Trinity Metals prévoit d’investir environ 100 million de dollars dans l’expansion et la modernisation de ses installations de traitement de minerais au Rwanda, en particulier pour l’étain, le tungstène et le tantale.
L’objectif de l’entreprise est d’accroître sa capacité de production et de renforcer sa position sur les marchés internationaux, a indiqué, Shane Ryan, directeur des opérations.
Selon Newtimes, Ryan a présenté cette mise à jour le 4 décembre, lors d’une visite de presse de la mine Trinity Nyakabingo, dans le district de Rulindo, au Nord du pays. Cette visite s’inscrivait dans le cadre de la Semaine minière du Rwanda 2025, qui se tient du 2 au 5 décembre.
Il a indiqué que Trinity Metals, l’un des principaux acteurs du secteur minier rwandais, envisage de consacrer entre 45 et 60 million de dollars au développement d’une usine de traitement du tungstène à Nyakabingo.
Prévue pour 2027, cette usine pourra traiter 60 tonnes de minerai de tungstène par heure. Nyakabingo s’étend sur une concession minière de 1 600 hectares.
« L’étude pour l’usine de tungstène sera achevée en juillet 2026 et, selon les financements disponibles, nous pourrons commencer la construction, qui prendra 12 mois. C’est une infrastructure de grande envergure », a déclaré Ryan.

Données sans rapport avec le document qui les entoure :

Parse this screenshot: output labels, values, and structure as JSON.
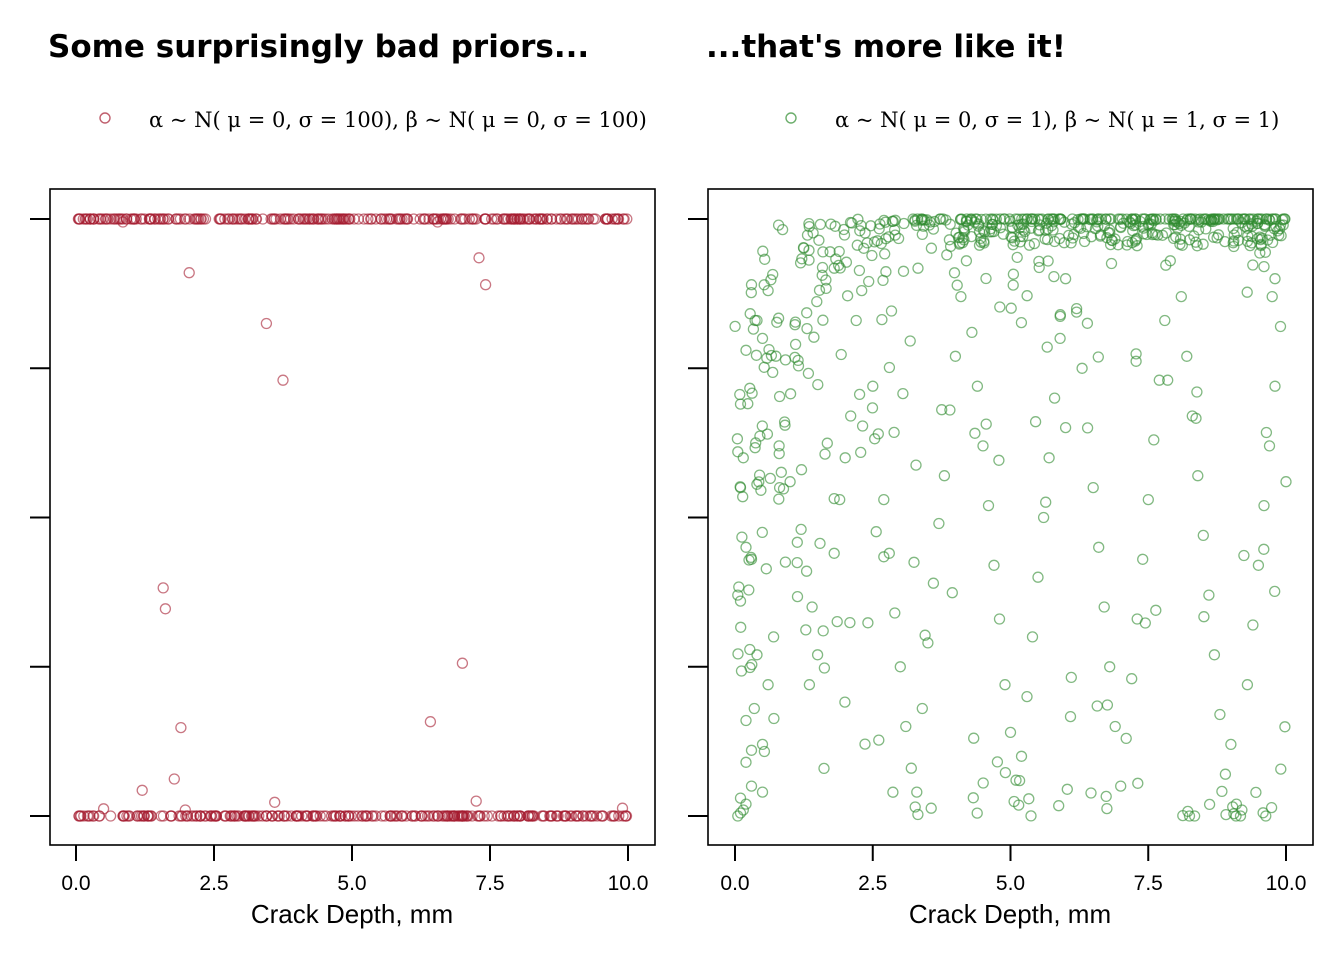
{
  "colors": {
    "red": "#a51c30",
    "green": "#2e8b2e"
  },
  "chart_data": [
    {
      "type": "scatter",
      "title": "Some surprisingly bad priors...",
      "legend": "α ~ N( μ = 0, σ = 100),  β  ~ N( μ = 0, σ = 100)",
      "xlabel": "Crack Depth, mm",
      "ylabel": "",
      "xlim": [
        0,
        10
      ],
      "ylim": [
        0,
        1
      ],
      "xticks": [
        "0.0",
        "2.5",
        "5.0",
        "7.5",
        "10.0"
      ],
      "yticks": [
        0,
        0.25,
        0.5,
        0.75,
        1
      ],
      "grid": false,
      "legend_position": "top",
      "color": "red",
      "points": [
        [
          2.05,
          0.91
        ],
        [
          3.45,
          0.825
        ],
        [
          3.75,
          0.73
        ],
        [
          7.3,
          0.935
        ],
        [
          7.42,
          0.89
        ],
        [
          1.58,
          0.382
        ],
        [
          1.62,
          0.347
        ],
        [
          7.0,
          0.256
        ],
        [
          6.42,
          0.158
        ],
        [
          1.9,
          0.148
        ],
        [
          1.78,
          0.062
        ],
        [
          1.2,
          0.043
        ],
        [
          7.25,
          0.025
        ],
        [
          3.6,
          0.023
        ],
        [
          0.5,
          0.012
        ],
        [
          1.98,
          0.01
        ],
        [
          9.9,
          0.013
        ],
        [
          0.85,
          0.995
        ],
        [
          6.55,
          0.995
        ]
      ],
      "band_points": {
        "y": [
          0,
          1
        ],
        "x_min": 0,
        "x_max": 10,
        "count_each": 280
      }
    },
    {
      "type": "scatter",
      "title": "...that's more like it!",
      "legend": "α ~ N( μ = 0, σ = 1),  β  ~ N( μ = 1, σ = 1)",
      "xlabel": "Crack Depth, mm",
      "ylabel": "",
      "xlim": [
        0,
        10
      ],
      "ylim": [
        0,
        1
      ],
      "xticks": [
        "0.0",
        "2.5",
        "5.0",
        "7.5",
        "10.0"
      ],
      "yticks": [
        0,
        0.25,
        0.5,
        0.75,
        1
      ],
      "grid": false,
      "legend_position": "top",
      "color": "green",
      "points": [
        [
          0.05,
          0.0
        ],
        [
          0.1,
          0.005
        ],
        [
          0.15,
          0.01
        ],
        [
          0.2,
          0.02
        ],
        [
          0.1,
          0.03
        ],
        [
          0.3,
          0.05
        ],
        [
          0.5,
          0.04
        ],
        [
          0.2,
          0.09
        ],
        [
          0.05,
          0.37
        ],
        [
          0.1,
          0.55
        ],
        [
          0.05,
          0.61
        ],
        [
          0.1,
          0.69
        ],
        [
          0.2,
          0.78
        ],
        [
          0.3,
          0.89
        ],
        [
          0.4,
          0.83
        ],
        [
          0.5,
          0.8
        ],
        [
          0.6,
          0.88
        ],
        [
          0.15,
          0.6
        ],
        [
          0.2,
          0.45
        ],
        [
          0.3,
          0.43
        ],
        [
          0.1,
          0.36
        ],
        [
          0.2,
          0.16
        ],
        [
          0.3,
          0.11
        ],
        [
          0.35,
          0.18
        ],
        [
          0.5,
          0.12
        ],
        [
          0.6,
          0.22
        ],
        [
          0.4,
          0.27
        ],
        [
          0.7,
          0.3
        ],
        [
          0.8,
          0.62
        ],
        [
          0.9,
          0.66
        ],
        [
          1.1,
          0.79
        ],
        [
          1.0,
          0.56
        ],
        [
          1.2,
          0.48
        ],
        [
          1.3,
          0.41
        ],
        [
          1.35,
          0.22
        ],
        [
          1.4,
          0.35
        ],
        [
          1.5,
          0.27
        ],
        [
          1.6,
          0.31
        ],
        [
          1.8,
          0.44
        ],
        [
          1.9,
          0.53
        ],
        [
          2.0,
          0.6
        ],
        [
          2.1,
          0.67
        ],
        [
          2.2,
          0.83
        ],
        [
          2.3,
          0.88
        ],
        [
          2.4,
          0.96
        ],
        [
          2.5,
          0.72
        ],
        [
          2.6,
          0.64
        ],
        [
          2.7,
          0.53
        ],
        [
          2.8,
          0.44
        ],
        [
          2.9,
          0.34
        ],
        [
          3.0,
          0.25
        ],
        [
          3.1,
          0.15
        ],
        [
          3.2,
          0.08
        ],
        [
          3.3,
          0.04
        ],
        [
          3.4,
          0.18
        ],
        [
          3.5,
          0.29
        ],
        [
          3.6,
          0.39
        ],
        [
          3.7,
          0.49
        ],
        [
          3.8,
          0.57
        ],
        [
          3.9,
          0.68
        ],
        [
          4.0,
          0.77
        ],
        [
          4.1,
          0.87
        ],
        [
          4.2,
          0.93
        ],
        [
          4.3,
          0.81
        ],
        [
          4.4,
          0.72
        ],
        [
          4.5,
          0.62
        ],
        [
          4.6,
          0.52
        ],
        [
          4.7,
          0.42
        ],
        [
          4.8,
          0.33
        ],
        [
          4.9,
          0.22
        ],
        [
          5.0,
          0.14
        ],
        [
          5.1,
          0.06
        ],
        [
          5.2,
          0.1
        ],
        [
          5.3,
          0.2
        ],
        [
          5.4,
          0.3
        ],
        [
          5.5,
          0.4
        ],
        [
          5.6,
          0.5
        ],
        [
          5.7,
          0.6
        ],
        [
          5.8,
          0.7
        ],
        [
          5.9,
          0.8
        ],
        [
          6.0,
          0.9
        ],
        [
          6.1,
          0.96
        ],
        [
          6.2,
          0.85
        ],
        [
          6.3,
          0.75
        ],
        [
          6.4,
          0.65
        ],
        [
          6.5,
          0.55
        ],
        [
          6.6,
          0.45
        ],
        [
          6.7,
          0.35
        ],
        [
          6.8,
          0.25
        ],
        [
          6.9,
          0.15
        ],
        [
          7.0,
          0.05
        ],
        [
          7.1,
          0.13
        ],
        [
          7.2,
          0.23
        ],
        [
          7.3,
          0.33
        ],
        [
          7.4,
          0.43
        ],
        [
          7.5,
          0.53
        ],
        [
          7.6,
          0.63
        ],
        [
          7.7,
          0.73
        ],
        [
          7.8,
          0.83
        ],
        [
          7.9,
          0.93
        ],
        [
          8.0,
          0.97
        ],
        [
          8.1,
          0.87
        ],
        [
          8.2,
          0.77
        ],
        [
          8.3,
          0.67
        ],
        [
          8.4,
          0.57
        ],
        [
          8.5,
          0.47
        ],
        [
          8.6,
          0.37
        ],
        [
          8.7,
          0.27
        ],
        [
          8.8,
          0.17
        ],
        [
          8.9,
          0.07
        ],
        [
          9.0,
          0.12
        ],
        [
          9.1,
          0.02
        ],
        [
          9.2,
          0.01
        ],
        [
          9.3,
          0.22
        ],
        [
          9.4,
          0.32
        ],
        [
          9.5,
          0.42
        ],
        [
          9.6,
          0.52
        ],
        [
          9.7,
          0.62
        ],
        [
          9.8,
          0.72
        ],
        [
          9.9,
          0.82
        ],
        [
          10.0,
          0.56
        ],
        [
          9.85,
          0.98
        ],
        [
          9.9,
          0.99
        ],
        [
          9.95,
          0.99
        ],
        [
          9.8,
          0.9
        ],
        [
          9.75,
          0.87
        ]
      ],
      "cloud_points": {
        "model": "inverse-logit(alpha + beta * x)",
        "count": 800,
        "top_band_count": 160
      }
    }
  ]
}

Le directeur general de Trinity Nyakabingo, Justin Uwiringiyimana a signalé que la future usine permettra presque de tripler la production annuelle de tungstène, qui passerait de 1 100 tonnes actuellement à environ 3 000 tonnes en 2027.
« Aujourd’hui, nous produisons plus de 100 tonnes par mois grâce à des méthodes artisanales de lavage. Avec l’usine, nous pourrons traiter beaucoup plus de minerais et augmenter la production mensuelle à 250–300 tonnes », a-t-il expliqué.
Il a ajouté que l’usine améliorera fortement les taux de récupération des minerais.
« Actuellement, nous récupérons environ 40 % du minerai présent dans la roche, ce qui signifie que près de 60 % sont perdus. L’usine permettra d’atteindre un taux de récupération d’environ 75 % », a-t-il indiqué.
Les préparatifs ont déjà commencé pour une usine pilote capable de traiter cinq tonnes par heure. Bien que cette installation ne soit pas destinée à la production à grande échelle, Uwiringiyimana a précisé qu’elle servira de base pour la conception et le fonctionnement de la future usine de 60 tonnes par heure.
L’usine industrielle devrait être opérationnelle en octobre 2027, a-t-il ajouté, indiquant que le projet produira du concentré de tungstène et comprendra des installations dédiées au stockage des résidus miniers, afin de répondre au manque de solutions adéquates au niveau national.
Ryan a également indiqué que Trinity Metals prévoit de disposer d’une usine de traitement à capacité renforcée aux mines de Musha (district de Rwamagana) d’ici janvier ou février 2026.
Parallèlement, l’usine de traitement des mines de Rutongo (district de Rulindo) est en cours de modernisation, avec une finalisation prévue au début de l’année prochaine.
Rutongo, spécialisée dans la production d’étain, devrait produire entre 800 et 900 tonnes d’étain par an à partir de l’année prochaine. Les mines de Musha devraient produire environ 600 tonnes d’étain annuellement, tandis que la production de tantale y est prévue pour 2027.
Sur ses trois sites — Nyakabingo, Rutongo et Musha — Trinity Metals emploie plus de 6 500 personnes, dont 99 % sont des Rwandais : 2 500 à Rutongo, 2 200 à Musha et 1 800 à Nyakabingo.
Ryan a précisé que l’investissement de 100 million de dollars représente le capital initial actuellement discuté avec les investisseurs pour moderniser le secteur des « Trois T » du Rwanda et soutenir sa croissance à long terme.